My uncle Dick (who, by some estimates, may himself be about 5% responsible for Obama’s victory) recently emailed me two articles   about how it is once again cool to be American abroad. I cannot say that I’ve been getting a lot more party invitations than usual over the past few months, but yes, it’s true: there is something perceptibly different.
Just like that, America went from being the object of derision to being the object of envy. We didn't just undo a bad thing, we replaced the bad thing with an assertively, proactively, absurdly good thing. The high ground from which people used to legitimately be able to criticize America wasn't just leveled, it was surrendered. And now it's ours.
At first, I questioned: Is this perception that I have -- that people are actually acting differently toward Americans -- for real? Or is it just my own personal shift from embarrassment to pride, from self-loathing to self-promotion, that is making me see my world through a different lens?
But then came inauguration day, when I learned that yes, it is real.
On my morning commute to work on the Jubilee Line, it began. I had dusted of my Obama button for one final public viewing and wore it on my coat. Halfway down the packed train, a woman caught my attention with her animated mime routine of furious waving, smiling and pointing. This is unheard of on the Tube at 8:30 am. She pointed at my button, then pointed at her own.
I smiled back and gave her the thumbs up, then went back to my book.
Then more waving, more pointing. I looked puzzled. Now, she was pointing at her other button -- more Obama, opposite lappel.
How nice, I thought! That merited a double thumbs-up this time. Back to my book.
But wait, she wasn't finished. She continued, awkwardly re-positioning herself amid the sardine can of commuters -- this time to show me her tote-bag. An Obama tote-bag, of course.
With no more thumbs to use. I opted for the point/wink/nod gesture, the one that says "you're the man!" Despite being a woman, I think she understood. We never did get to high-five, but it was definitely implied.
Outdone by what I can only assume was a British person (we never spoke), I got off the train and went to work.
The swearing in was to start at 5:00pm our time, which meant I had to duck out of work early to go and watch it. I could have just watched it online at my desk, but much like game four of the 2004 World Series (and despite the fact that American hangouts are to be avoided like the plague), there are certain occasions when you just want to be with your people.
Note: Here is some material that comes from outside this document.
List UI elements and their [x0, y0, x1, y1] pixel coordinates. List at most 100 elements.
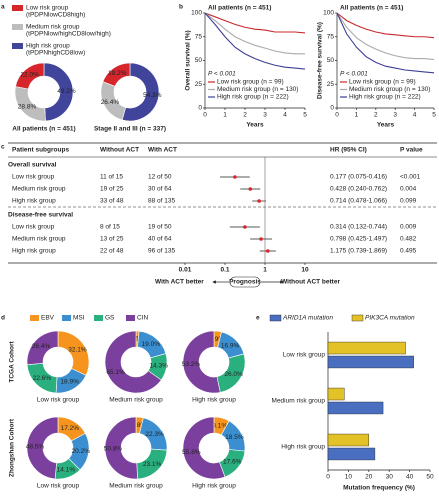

Alas, that didn't work out; it seems a few too many other people had the same idea. Robbyn and I had planned to meet up and go to a place called (wincing as I type this...) The Texas Embassy for an event sponsored by Democrats Abroad. However, at 4:45, there was a line out the door to get in. No way we were going to miss the speech by standing in line, so instead we went in to a nearby pub which was showing the ceremony on their TV.
In the pub, actual British people, arriving from their actual British jobs, crowded around a TV set to watch. They ordered their pints of British ale. They tutted Britishly when people blocked their view. They politely thanked the bartender for turning up the volume so they could hear every word. And when Obama finished his speech, even though one doesn't like to make a spectacle of one's self... they cheered. Actual applause from actual British people.
It was hard not to bask in the moment. I felt like I should stand in front of the room and say, "Thank you, thank you!"
No, on second thought I should have stood in front of the room and said, "you're welcome!"